FIG. 172. Ichneumon.
The Hamster ([fig. 170.]) is the most famous and the most destructive rat that exists. The reason why we did not give its history among the other rats was because, at that time we had not been able to procure one of them; and we are now indebted for the knowledge we have acquired of it to the Marquis de Montmirail and M. de Waitz, who has sent us two living hamsters with an instructive memoir on their manners and natural habits. We fed one of these animals for many months, for the purpose of examining it with attention, and afterwards dissected it, in order to compare its internal structure with that of other rats, and observed, that in its interior parts it resembled more the water rat than any other animal; it resembled him also by the smallness of its eyes and the fineness of its hair; but its tail, instead of being long, is much shorter than that of the short-tailed field mouse, which, as we have already observed, greatly resembles the water-rat in its internal conformation.

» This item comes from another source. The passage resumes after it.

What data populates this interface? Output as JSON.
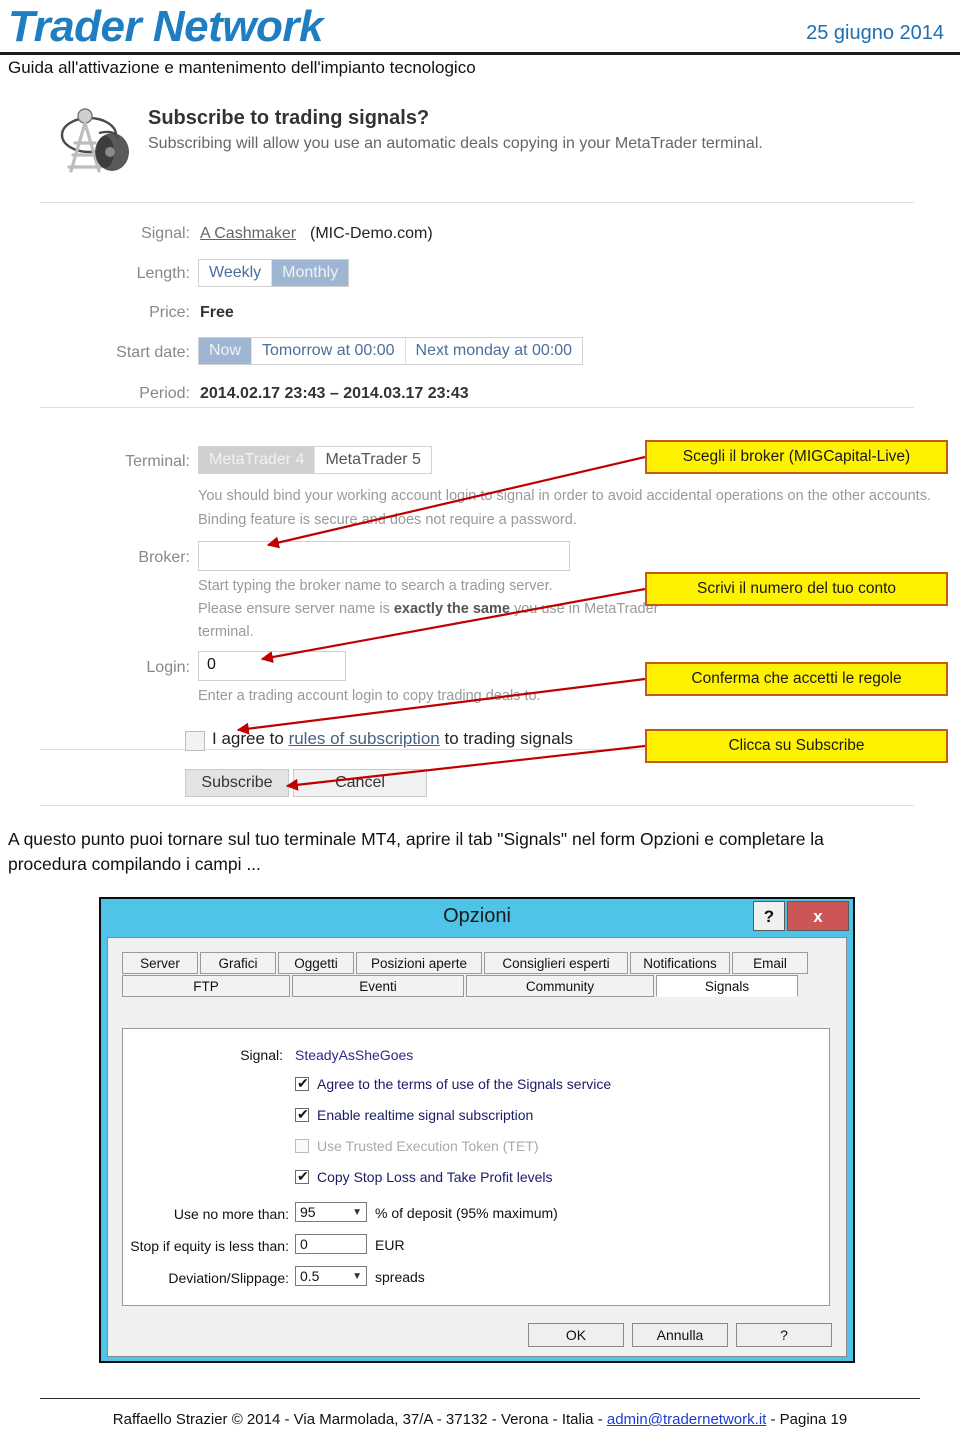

All these animals live under the earth, and seem to be animated with the same instinct. They have nearly the same habits, and particularly that of collecting corn, &c. and making great magazines in their holes: we shall, therefore, dwell much less on the resemblances of shape and dispositions, than upon differences which distinguished the hamster from all the other rats and mice, and field-mice, we have already spoken of.
Agricola is the first author who has given precise and particular indications of this animal. Fabricius added several facts, but Schwenckfeld has done more than all the rest; he dissected the hamster, and gave a description of it, which agrees almost entirely with ours; notwithstanding which he has not been quoted by naturalists of a more modern date, who have been contented with copying Gesner; and yet it is but justice to that author to remark, his observations are so full and correct, that by subjoining those of M. de Waitz we have whatever can be wished for on the subject of this animal.
“The habitations of the hamsters are of different constructions, according to the sex and age, and also according to the quality of the land. That of the male has an oblique passage, at the entrance of which is a quantity of earth thrown up. At a distance from the entrance there is a hole which descends perpendicularly into the chambers, or cavities of the habitation. There is no hillock of earth near this hole, which makes it probable that the oblique entrance is made hollow from the outside, and that the perpendicular hole is worked within-side from the bottom to the top.